Het is mogelijk om tegen een omgevingsvergunning bezwaar aan te tekenen bij het college van burgemeester en wethouders, beroep bij de rechtbank en hoger beroep bij de Afdeling bestuursrechtspraak van de Raad van State. De regels hiervoor staan in de Wabo, te lezen in samenhang met de regels in de Algemene wet bestuursrecht.

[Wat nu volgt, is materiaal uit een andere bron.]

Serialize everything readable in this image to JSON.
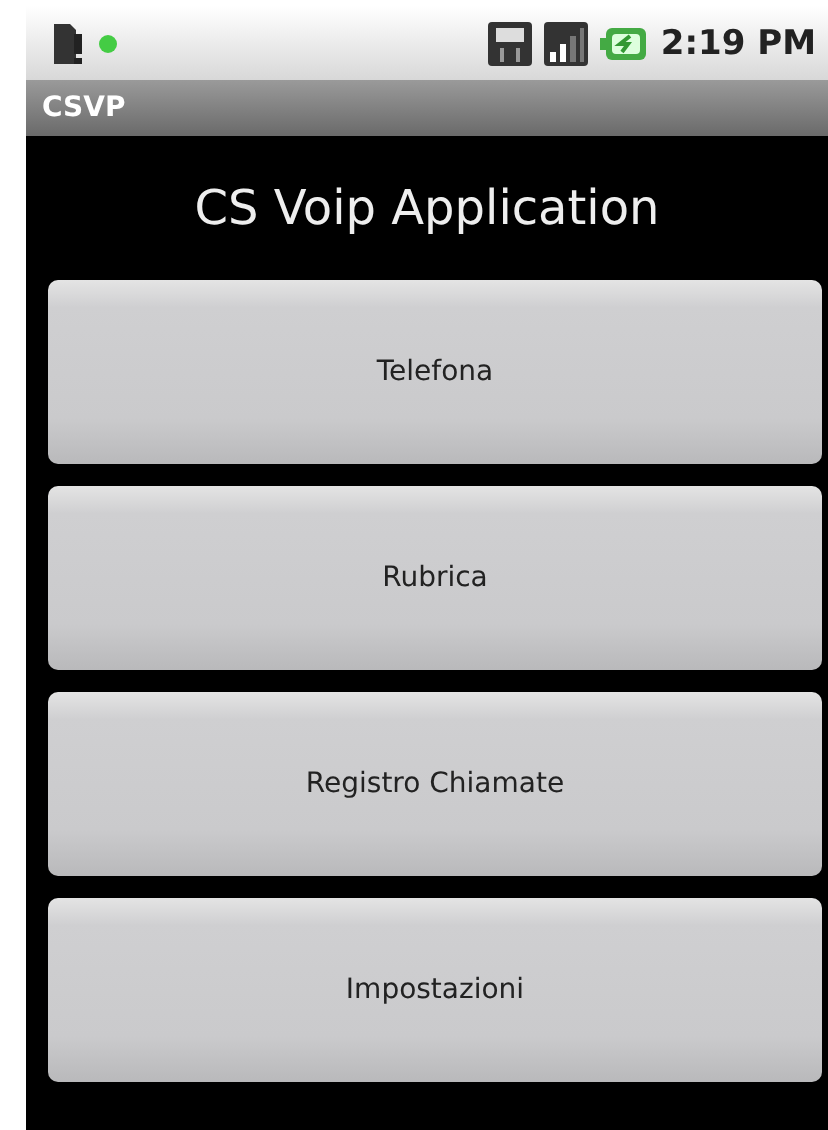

Hangende bezwaar, beroep en hoger beroep is het mogelijk om bij de rechtbank (voorzieningenrechter) om schorsing van de verleende omgevingsvergunning te vragen. Procedures bij de rechter duren vaak lang en de houder van een omgevingsvergunning zal vaak al gebruik willen maken van de omgevingsvergunning voordat een rechter uitspraak heeft gedaan over een beroep daartegen. Als een dergelijk verzoek tot schorsing wordt toegewezen, dan mag niet van de vergunning worden gebruikgemaakt totdat duidelijk is of deze al dan niet terecht is verleend. Een dergelijke voorziening is nodig omdat de wet in Nederland niet verbiedt om al van een vergunning gebruik te maken zolang deze nog onder de rechter is.
Praktijkvoorbeeld
Door het beschikbaar komen van de panden Keizersgracht 361 tot en met 381 in Amsterdam kon kantoorruimte in de grachtengordel weer worden omgezet in woonruimte. Op zich een uitstekende ontwikkeling want de Amsterdamse binnenstad is geschikter voor bewoning dan voor grootschalige bedrijven.

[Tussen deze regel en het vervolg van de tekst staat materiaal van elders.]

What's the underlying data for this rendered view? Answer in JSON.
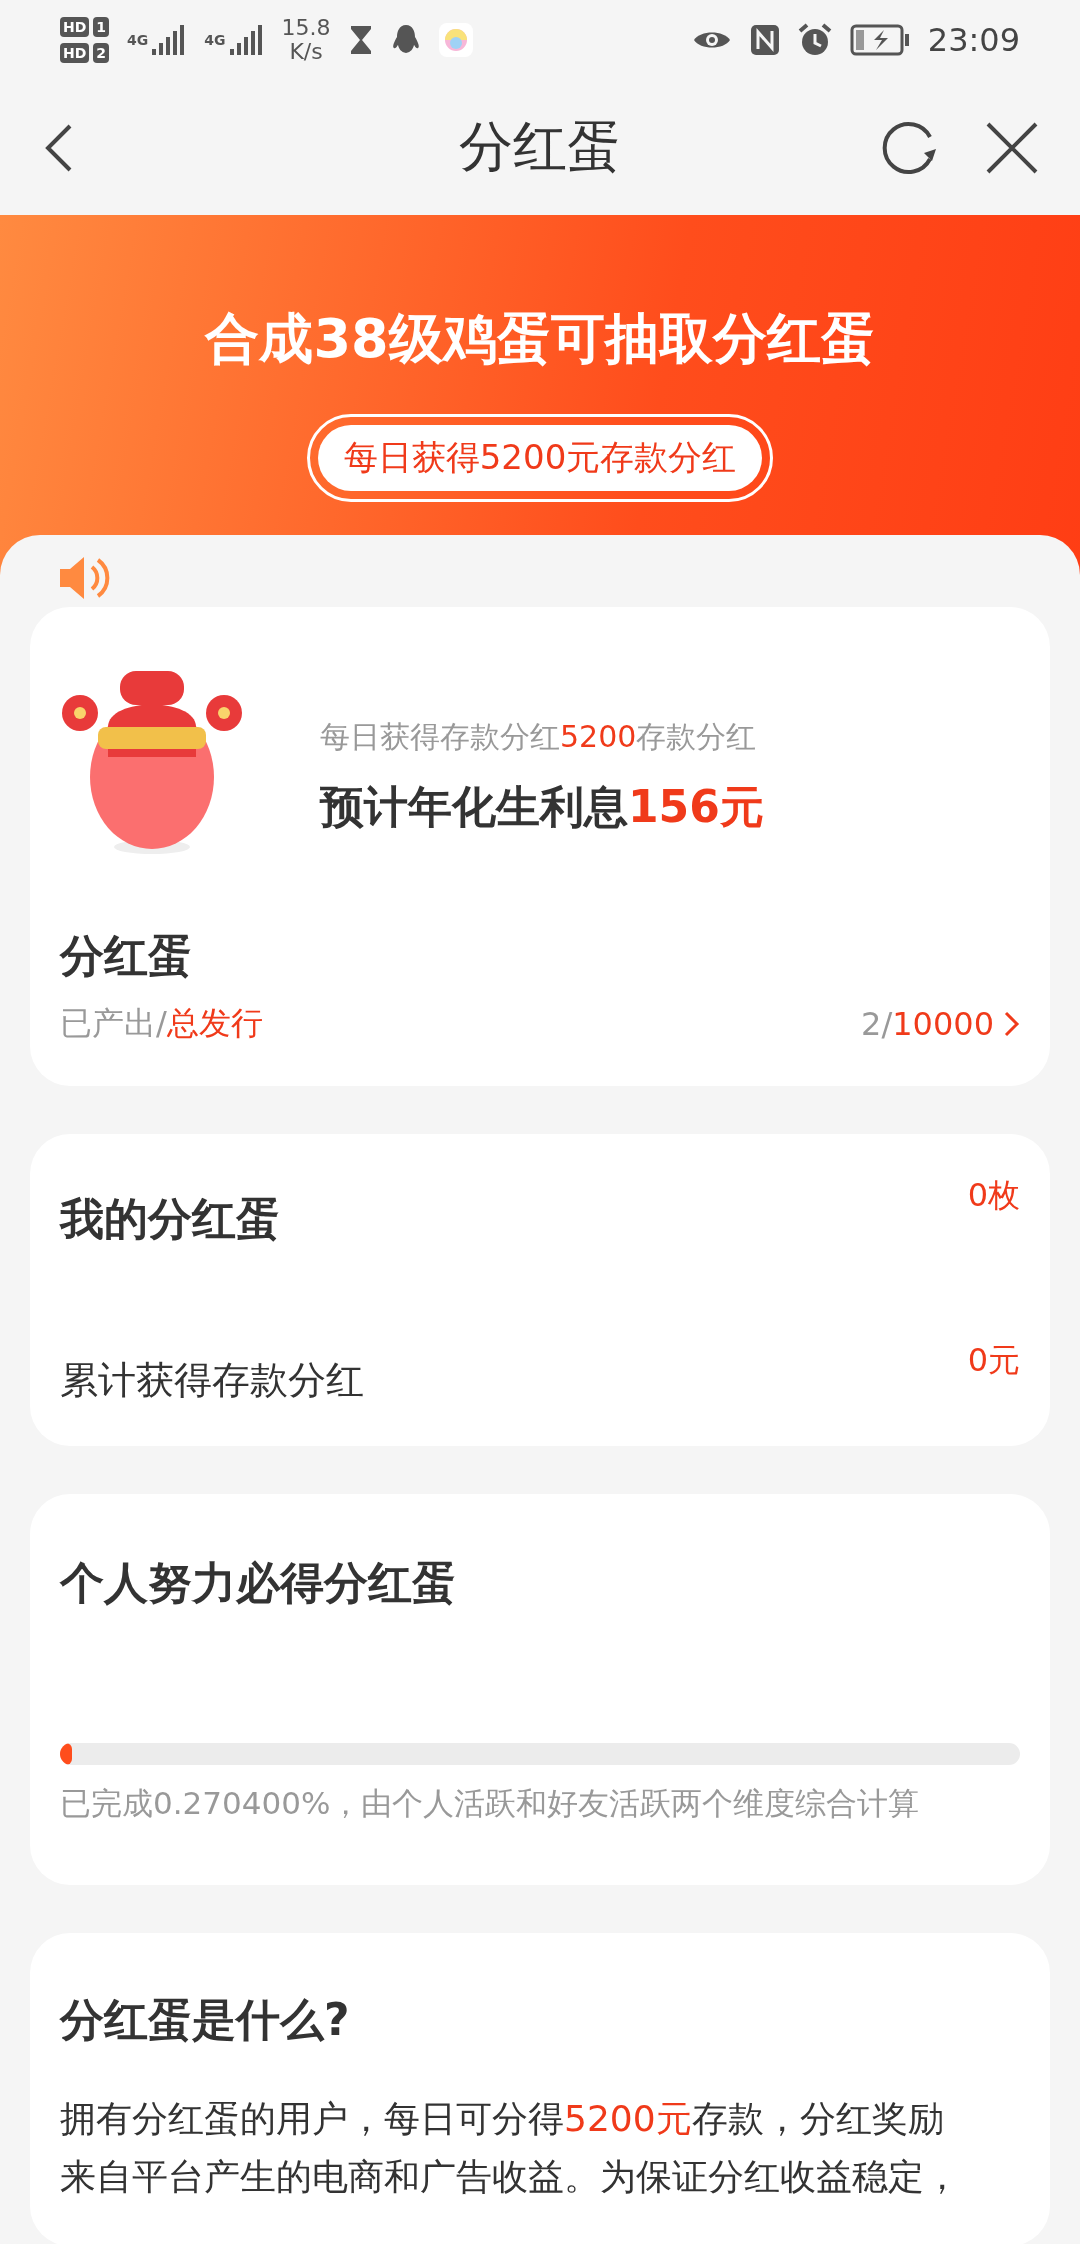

Bij ieder bouwplan vormt de parkeerbehoefte van de nieuwe bewoners een probleem. Bij nieuwbouw is het, zelfs in de kleinere straten, gebruikelijk geworden parkeerruimte in kelder, souterrain of op de begane grond te realiseren. Tot voor kort stond een ding echter vast. Parkeren in Keurtuinen (binnentuinen) is niet toegestaan. Dit staat in de Verordening tot vaststelling van voorschriften ex artikel 43 der Woningwet voor de oude stad. Bij deze verordening is precies op een kaart aangegeven voor welk gebied de verordening geldt en dat geldt ook voor het blok aan de Keizersgracht.

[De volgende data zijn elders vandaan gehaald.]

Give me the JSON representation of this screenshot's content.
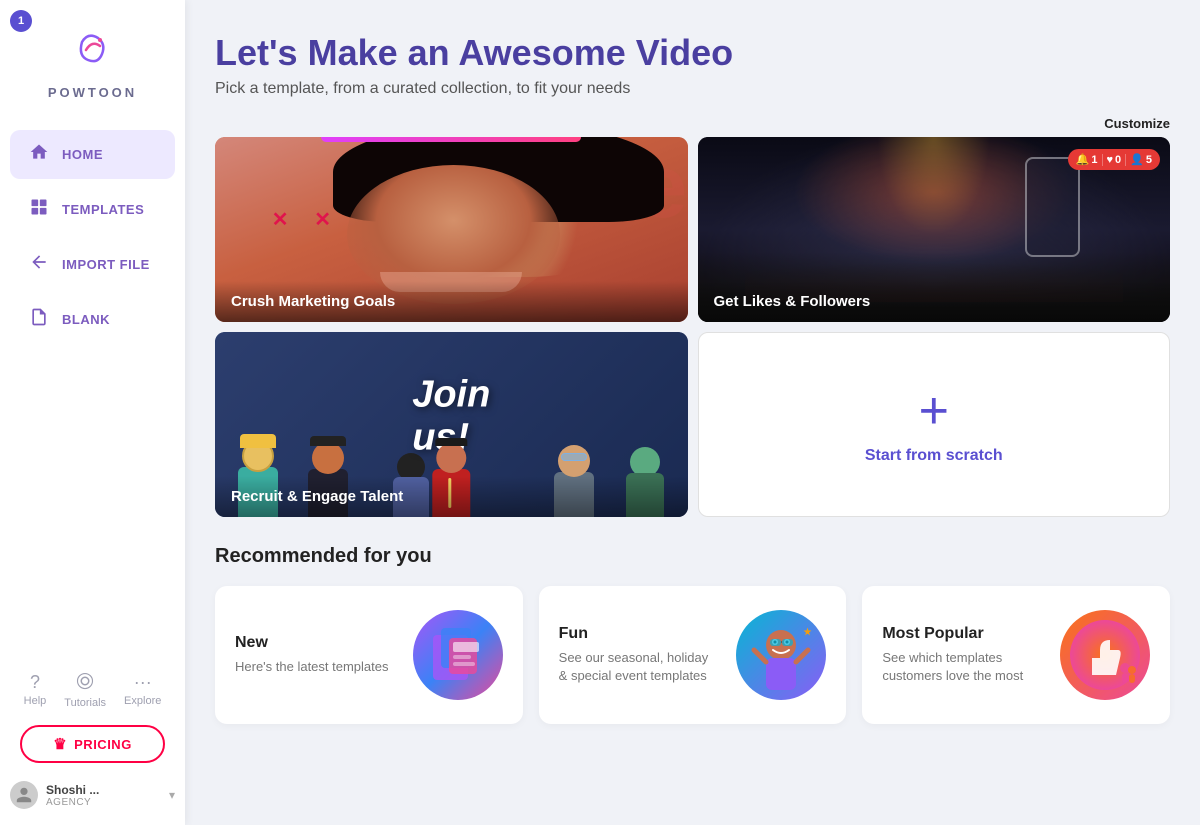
{
  "sidebar": {
    "logo_text": "POWTOON",
    "nav_items": [
      {
        "id": "home",
        "label": "HOME",
        "icon": "home",
        "active": true
      },
      {
        "id": "templates",
        "label": "TEMPLATES",
        "icon": "templates",
        "active": false
      },
      {
        "id": "import",
        "label": "IMPORT FILE",
        "icon": "import",
        "active": false
      },
      {
        "id": "blank",
        "label": "BLANK",
        "icon": "blank",
        "active": false
      }
    ],
    "help": [
      {
        "id": "help",
        "label": "Help",
        "icon": "?"
      },
      {
        "id": "tutorials",
        "label": "Tutorials",
        "icon": "👁"
      },
      {
        "id": "explore",
        "label": "Explore",
        "icon": "..."
      }
    ],
    "pricing_label": "PRICING",
    "user": {
      "name": "Shoshi ...",
      "role": "AGENCY"
    }
  },
  "main": {
    "title": "Let's Make an Awesome Video",
    "subtitle": "Pick a template, from a curated collection, to fit your needs",
    "customize_label": "Customize",
    "templates": [
      {
        "id": "crush",
        "label": "Crush Marketing Goals"
      },
      {
        "id": "likes",
        "label": "Get Likes & Followers"
      },
      {
        "id": "recruit",
        "label": "Recruit & Engage Talent"
      },
      {
        "id": "scratch",
        "label": "Start from scratch",
        "plus": "+"
      }
    ],
    "recommended_title": "Recommended for you",
    "recommended": [
      {
        "id": "new",
        "title": "New",
        "desc": "Here's the latest templates"
      },
      {
        "id": "fun",
        "title": "Fun",
        "desc": "See our seasonal, holiday & special event templates"
      },
      {
        "id": "popular",
        "title": "Most Popular",
        "desc": "See which templates customers love the most"
      }
    ]
  },
  "colors": {
    "accent": "#5a4fd1",
    "primary_text": "#4a3fa0",
    "sidebar_bg": "#ffffff",
    "main_bg": "#f0f2f7",
    "nav_active_bg": "#ede9ff",
    "pricing_color": "#ff0044"
  }
}
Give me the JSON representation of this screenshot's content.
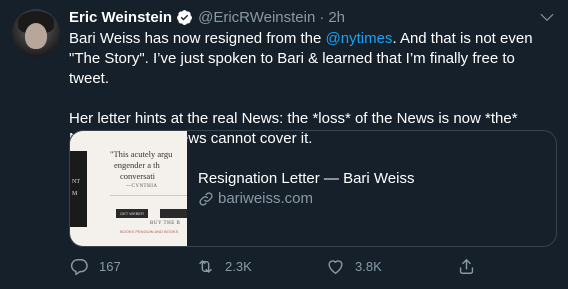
{
  "author": {
    "name": "Eric Weinstein",
    "handle": "@EricRWeinstein",
    "separator": "·",
    "time": "2h"
  },
  "tweet": {
    "line1_before": "Bari Weiss has now resigned from the ",
    "mention": "@nytimes",
    "line1_after": ". And that is not even \"The Story\". I’ve just spoken to Bari & learned that I’m finally free to tweet.",
    "paragraph2": "Her letter hints at the real News: the *loss* of the News is now *the* News, and the News cannot cover it."
  },
  "card": {
    "title": "Resignation Letter — Bari Weiss",
    "domain": "bariweiss.com",
    "thumb": {
      "quote_line1": "\"This acutely argu",
      "quote_line2": "engender a th",
      "quote_line3": "conversati",
      "author": "—CYNTHIA",
      "button": "GET WEBER",
      "buy": "BUY THE B",
      "fine": "BOOKS PENGUIN AND BOOKS",
      "dark_text1": "NT",
      "dark_text2": "M"
    }
  },
  "actions": {
    "replies": "167",
    "retweets": "2.3K",
    "likes": "3.8K"
  },
  "colors": {
    "background": "#15202b",
    "accent": "#1da1f2",
    "muted": "#8899a6",
    "border": "#38444d"
  }
}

Bij de bouwaanvraag voor de Keizersgrachtpanden stond op de tekeningen vermeld dat de makelaars van het project op 22 augustus 1996 een parkeervergunningaanvraag hadden ingediend. Onmiddellijk bij het ter visie leggen van het bouwplan heeft onder meer het Wijkcentrum d’ Oude Stadt geprotesteerd tegen een eventuele parkeer- of garagevergunning. Dit bezwaarschrift werd door burgemeester en wethouders gehonoreerd. Een vergunning voor parkeren in de Keurtuinen werd geweigerd en de weigering werd uitvoerig toegelicht. De Vereniging van eigenaren van de nieuwe appartementen – lees de projectontwikkelaar – liet het hier niet bij zitten en ging in beroep tegen het besluit van de gemeente. De beroepscommissie verzuimde de tegenstanders van het onrechtmatige gebruik van de tuinen te horen. Op 17 juni 1997 besloot de bezwaarschriftencommissie aan het college van burgemeester en wethouders te adviseren de gevraagde garagevergunning te verlenen. Namens het college liet wethouder Van der Aa, als locoburgemeester, op 18 juli 1997 weten dat hij besloten had de afgewezen garagevergunning in te trekken en alsnog een vergunning te verlenen voor 34 parkeerplaatsen. Veertien dagen na het aanvragen van de Voorlopige voorziening, een soort kortgedingprocedure, zijn het Wijkcentrum d’ Oude Stadt en de omwonenden in het gelijk gesteld. De president van de Arrondissementsrechtbank te Amsterdam, sector Bestuursrecht, heeft 3 oktober 1997 uitspraak gedaan. De gevraagde voorlopige voorziening is toegewezen. Het besluit van burgemeester en wethouders om een garagevergunning af te geven voor 34 auto’s is geschorst. De rechter oordeelde dat het gebruik van binnenterreinen zich niet verdraagt met het in het bestemmingsplan neergelegde verbod om de betreffende gronden te gebruiken voor parkeren.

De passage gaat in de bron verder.